En büyük okul hayat ve tecrübe. Yaşınız, tahsiliniz ve statünüz ne olursa olsun, yaşadıkça tecrübe ederek öğreneceğiniz şeyler oluyor. Bu herkes gibi benim için de geçerli. Yaşadıkça öğreniyorum. Öğrendikçe eksiklerimi, hatalarımı ve yanlışlarımı görüyorum. Tevazu sahibi olmanın önemini ve değerini kavrıyorum. Tanrısal bir yanılmazlığa sahipmiş, hayatı boyunca hiç hata yapmamış ve yapmazmış gibi davrananlara hayret ediyorum.
Türkiye’de liberal düşüncenin yakın dönem tarihi 1992’de doğan Liberal Düşünce Topluluğu ile başladı. LDT başını benim çektiğim dokuz kişilik bir grup tarafından Ankara’da kuruldu. Ben o sırada Hacettepe Üniversitesi İİBF Kamu Yönetimi Bölümü’nde doçent olarak görev yapmaktaydım. Yani akademik faaliyetlere daha az zaman ayırabilecek ve artan zamanı sivil toplum faaliyetlerine tahsis edebilecek durumdaydım.

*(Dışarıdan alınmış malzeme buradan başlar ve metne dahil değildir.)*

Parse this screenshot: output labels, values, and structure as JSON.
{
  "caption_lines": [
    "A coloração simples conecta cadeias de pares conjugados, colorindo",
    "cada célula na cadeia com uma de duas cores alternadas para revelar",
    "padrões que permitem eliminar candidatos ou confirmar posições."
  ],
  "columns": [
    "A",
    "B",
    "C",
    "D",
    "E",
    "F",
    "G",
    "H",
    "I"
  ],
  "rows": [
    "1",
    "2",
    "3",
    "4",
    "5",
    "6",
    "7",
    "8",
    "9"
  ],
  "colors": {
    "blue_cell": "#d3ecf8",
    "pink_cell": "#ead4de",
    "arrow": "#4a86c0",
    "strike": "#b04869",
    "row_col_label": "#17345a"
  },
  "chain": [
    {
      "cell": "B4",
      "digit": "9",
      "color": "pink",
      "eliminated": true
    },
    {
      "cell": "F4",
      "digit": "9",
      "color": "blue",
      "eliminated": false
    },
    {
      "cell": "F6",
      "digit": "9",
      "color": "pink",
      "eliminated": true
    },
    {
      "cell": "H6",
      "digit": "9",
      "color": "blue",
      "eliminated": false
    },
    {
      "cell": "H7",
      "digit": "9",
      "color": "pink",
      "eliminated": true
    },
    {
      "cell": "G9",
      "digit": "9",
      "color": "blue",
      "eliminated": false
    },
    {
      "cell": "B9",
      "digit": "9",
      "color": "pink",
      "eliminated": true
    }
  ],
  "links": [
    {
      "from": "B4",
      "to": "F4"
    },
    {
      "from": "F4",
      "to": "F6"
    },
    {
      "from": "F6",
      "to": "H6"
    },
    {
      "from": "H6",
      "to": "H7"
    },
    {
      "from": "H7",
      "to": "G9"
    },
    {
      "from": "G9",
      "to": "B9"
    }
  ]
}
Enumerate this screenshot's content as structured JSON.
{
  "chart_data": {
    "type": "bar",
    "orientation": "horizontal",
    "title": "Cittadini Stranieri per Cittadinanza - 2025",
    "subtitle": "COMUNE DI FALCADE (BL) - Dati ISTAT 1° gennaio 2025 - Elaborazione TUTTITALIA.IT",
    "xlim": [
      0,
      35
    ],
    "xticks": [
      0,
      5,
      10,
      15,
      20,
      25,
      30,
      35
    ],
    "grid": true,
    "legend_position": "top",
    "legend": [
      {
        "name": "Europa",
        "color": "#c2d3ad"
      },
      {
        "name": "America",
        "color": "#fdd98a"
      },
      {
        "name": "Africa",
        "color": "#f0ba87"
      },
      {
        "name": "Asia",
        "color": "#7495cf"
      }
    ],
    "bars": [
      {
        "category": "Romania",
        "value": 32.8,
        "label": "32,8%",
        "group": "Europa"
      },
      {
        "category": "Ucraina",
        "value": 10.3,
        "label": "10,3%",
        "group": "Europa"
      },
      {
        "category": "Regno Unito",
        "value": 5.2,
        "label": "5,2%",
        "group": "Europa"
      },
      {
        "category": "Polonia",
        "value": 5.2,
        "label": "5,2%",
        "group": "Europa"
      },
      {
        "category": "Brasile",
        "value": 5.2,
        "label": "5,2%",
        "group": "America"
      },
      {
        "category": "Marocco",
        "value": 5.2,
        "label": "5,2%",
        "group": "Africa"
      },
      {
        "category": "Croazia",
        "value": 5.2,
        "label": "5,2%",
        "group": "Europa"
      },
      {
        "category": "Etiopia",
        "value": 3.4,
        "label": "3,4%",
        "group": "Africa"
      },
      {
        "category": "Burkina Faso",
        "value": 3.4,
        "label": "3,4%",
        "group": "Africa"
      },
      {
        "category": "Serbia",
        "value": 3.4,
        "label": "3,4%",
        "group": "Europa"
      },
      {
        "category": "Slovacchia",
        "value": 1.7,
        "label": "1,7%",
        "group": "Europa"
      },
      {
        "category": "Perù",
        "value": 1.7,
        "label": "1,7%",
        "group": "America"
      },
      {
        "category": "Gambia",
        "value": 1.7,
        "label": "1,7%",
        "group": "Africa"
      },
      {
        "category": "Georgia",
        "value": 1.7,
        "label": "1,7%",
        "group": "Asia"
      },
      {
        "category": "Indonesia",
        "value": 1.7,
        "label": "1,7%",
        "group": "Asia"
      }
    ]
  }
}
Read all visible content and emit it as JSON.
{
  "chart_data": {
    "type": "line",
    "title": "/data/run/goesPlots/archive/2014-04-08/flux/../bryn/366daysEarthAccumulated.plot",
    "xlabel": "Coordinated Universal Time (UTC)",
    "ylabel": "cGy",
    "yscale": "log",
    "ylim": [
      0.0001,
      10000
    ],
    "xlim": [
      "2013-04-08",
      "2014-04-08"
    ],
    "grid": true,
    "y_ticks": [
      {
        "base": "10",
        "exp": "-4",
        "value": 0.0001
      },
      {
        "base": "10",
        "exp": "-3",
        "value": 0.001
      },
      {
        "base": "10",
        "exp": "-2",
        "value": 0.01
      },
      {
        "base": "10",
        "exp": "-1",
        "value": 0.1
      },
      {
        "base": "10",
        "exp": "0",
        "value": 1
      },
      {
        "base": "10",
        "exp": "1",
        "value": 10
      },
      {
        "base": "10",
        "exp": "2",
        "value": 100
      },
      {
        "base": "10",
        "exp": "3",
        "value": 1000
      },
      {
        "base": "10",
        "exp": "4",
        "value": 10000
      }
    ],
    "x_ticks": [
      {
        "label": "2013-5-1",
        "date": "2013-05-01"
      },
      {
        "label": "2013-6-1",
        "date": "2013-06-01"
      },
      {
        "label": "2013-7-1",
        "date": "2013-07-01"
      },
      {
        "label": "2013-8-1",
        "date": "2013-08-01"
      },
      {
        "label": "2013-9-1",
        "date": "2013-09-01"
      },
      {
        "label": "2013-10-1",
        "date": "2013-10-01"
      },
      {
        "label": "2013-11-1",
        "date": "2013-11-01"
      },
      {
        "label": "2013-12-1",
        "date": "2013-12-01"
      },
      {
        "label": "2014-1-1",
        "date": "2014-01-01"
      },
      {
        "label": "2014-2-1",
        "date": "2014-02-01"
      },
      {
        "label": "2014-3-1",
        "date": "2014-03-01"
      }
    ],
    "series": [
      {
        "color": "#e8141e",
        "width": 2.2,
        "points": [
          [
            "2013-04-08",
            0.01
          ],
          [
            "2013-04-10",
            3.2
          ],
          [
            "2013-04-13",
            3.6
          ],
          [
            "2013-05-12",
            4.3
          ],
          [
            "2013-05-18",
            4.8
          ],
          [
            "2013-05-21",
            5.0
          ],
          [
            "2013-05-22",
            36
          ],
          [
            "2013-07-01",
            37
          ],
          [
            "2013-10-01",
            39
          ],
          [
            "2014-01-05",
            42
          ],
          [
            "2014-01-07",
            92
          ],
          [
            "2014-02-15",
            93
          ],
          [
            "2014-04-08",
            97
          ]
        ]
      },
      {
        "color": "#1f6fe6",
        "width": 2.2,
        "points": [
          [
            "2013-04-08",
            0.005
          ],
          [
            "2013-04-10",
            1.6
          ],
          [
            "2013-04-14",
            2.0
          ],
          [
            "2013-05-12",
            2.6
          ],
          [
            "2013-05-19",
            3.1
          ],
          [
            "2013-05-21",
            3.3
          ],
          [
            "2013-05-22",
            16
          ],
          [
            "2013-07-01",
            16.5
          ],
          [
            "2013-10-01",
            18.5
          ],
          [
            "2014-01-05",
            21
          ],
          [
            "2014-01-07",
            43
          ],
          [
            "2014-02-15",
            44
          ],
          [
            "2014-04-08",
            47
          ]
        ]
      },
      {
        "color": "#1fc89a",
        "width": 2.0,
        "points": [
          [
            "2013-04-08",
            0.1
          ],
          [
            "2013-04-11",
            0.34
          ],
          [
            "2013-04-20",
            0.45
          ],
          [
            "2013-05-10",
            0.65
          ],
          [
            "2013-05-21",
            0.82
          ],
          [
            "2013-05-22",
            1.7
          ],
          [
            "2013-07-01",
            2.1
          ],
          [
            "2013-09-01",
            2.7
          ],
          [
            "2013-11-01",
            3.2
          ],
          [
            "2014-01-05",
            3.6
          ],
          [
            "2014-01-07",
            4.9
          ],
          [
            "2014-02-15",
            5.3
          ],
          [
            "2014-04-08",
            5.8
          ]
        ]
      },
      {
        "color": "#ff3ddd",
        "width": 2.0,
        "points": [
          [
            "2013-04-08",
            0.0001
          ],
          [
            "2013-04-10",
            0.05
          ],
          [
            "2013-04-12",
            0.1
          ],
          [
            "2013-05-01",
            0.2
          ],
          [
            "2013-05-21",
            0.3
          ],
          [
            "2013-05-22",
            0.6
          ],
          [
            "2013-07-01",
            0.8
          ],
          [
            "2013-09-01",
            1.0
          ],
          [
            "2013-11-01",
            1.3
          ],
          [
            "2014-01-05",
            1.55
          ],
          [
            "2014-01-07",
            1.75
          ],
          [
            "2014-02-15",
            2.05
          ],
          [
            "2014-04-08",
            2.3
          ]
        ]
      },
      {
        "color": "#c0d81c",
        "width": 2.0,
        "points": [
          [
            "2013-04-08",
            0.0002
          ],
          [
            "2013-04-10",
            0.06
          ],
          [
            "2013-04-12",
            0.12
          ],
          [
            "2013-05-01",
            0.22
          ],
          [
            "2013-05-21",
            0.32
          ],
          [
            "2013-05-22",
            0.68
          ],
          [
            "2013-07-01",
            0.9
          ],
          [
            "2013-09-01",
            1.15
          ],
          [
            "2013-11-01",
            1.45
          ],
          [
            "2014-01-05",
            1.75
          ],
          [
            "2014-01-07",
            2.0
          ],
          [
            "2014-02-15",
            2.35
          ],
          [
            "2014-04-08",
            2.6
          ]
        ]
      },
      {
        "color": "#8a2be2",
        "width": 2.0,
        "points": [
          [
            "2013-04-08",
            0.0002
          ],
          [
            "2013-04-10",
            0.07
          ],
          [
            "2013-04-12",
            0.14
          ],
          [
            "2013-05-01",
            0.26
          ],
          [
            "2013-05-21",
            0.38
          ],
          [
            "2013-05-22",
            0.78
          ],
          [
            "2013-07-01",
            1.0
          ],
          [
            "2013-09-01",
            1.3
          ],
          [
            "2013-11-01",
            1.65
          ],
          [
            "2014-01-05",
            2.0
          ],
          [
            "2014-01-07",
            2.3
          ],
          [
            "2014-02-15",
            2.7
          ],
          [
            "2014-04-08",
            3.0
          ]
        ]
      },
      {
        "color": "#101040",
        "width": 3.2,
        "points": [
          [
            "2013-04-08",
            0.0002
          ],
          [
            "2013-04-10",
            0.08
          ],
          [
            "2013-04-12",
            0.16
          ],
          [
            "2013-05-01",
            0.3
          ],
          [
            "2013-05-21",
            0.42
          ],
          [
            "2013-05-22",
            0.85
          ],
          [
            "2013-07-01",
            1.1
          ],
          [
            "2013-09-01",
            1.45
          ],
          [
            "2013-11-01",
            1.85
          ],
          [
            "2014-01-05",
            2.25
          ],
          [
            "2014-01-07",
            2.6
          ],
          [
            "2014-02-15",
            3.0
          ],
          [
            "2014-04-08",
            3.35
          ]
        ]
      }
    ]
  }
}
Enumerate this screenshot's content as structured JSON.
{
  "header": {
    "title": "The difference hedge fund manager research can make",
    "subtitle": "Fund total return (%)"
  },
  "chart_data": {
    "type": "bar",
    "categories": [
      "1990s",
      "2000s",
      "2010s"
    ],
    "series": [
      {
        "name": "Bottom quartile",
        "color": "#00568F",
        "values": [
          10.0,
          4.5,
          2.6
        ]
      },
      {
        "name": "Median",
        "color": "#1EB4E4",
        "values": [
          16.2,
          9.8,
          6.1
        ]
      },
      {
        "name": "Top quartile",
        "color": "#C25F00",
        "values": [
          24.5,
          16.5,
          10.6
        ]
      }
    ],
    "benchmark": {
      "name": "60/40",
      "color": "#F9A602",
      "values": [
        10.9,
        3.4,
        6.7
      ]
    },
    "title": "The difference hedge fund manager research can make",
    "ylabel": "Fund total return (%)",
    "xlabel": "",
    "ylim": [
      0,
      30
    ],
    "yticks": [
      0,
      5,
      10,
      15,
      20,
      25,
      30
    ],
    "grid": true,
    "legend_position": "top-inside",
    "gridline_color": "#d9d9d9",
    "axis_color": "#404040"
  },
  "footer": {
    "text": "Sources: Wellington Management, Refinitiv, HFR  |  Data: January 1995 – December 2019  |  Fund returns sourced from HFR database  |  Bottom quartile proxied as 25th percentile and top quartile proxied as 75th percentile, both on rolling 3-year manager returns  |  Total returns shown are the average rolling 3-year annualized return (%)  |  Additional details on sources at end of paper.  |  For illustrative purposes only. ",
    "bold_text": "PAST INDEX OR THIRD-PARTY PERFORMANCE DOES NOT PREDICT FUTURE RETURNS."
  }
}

Nitekim sonraki 25 yıl boyuna hayatımda hep iki boyut oldu: Üniversite ve LDT.
LDT günlük siyasetle ilgilenmeyen klasik liberal ağırlıklı bir fikir odağı olmayı hedefledi ve bugüne kadar çizgisini korudu. Partizanlıktan uzak kaldı. Liberal ilkeleri savundu, öğretti ve yaydı. Kitaplar ve dergiler yayınladı. Paneller, sempozyumlar, yaz okulları, kongreler gerçekleştirdi. Her zaman yeni nesillere makul olmayı telkin ve tavsiye etti. Türkiye’de liberalizmin bir akım olarak var olmasına çok büyük katkı sağladı.
LDT kurulduğunda hemen hepimiz genç ve tecrübesizdik. Liberalizmi daha ziyade Batı kaynaklarından öğrenmekteydik. Bizden önce yaşamış Türkiyeli liberal fikir adamlarından ve kuruluşlardan, ne düşünce ne de tavır mirası devraldık. Bazen kafamızı gözümüzü yarma pahasına, hemen her şeyi tecrübe ederek öğrendik.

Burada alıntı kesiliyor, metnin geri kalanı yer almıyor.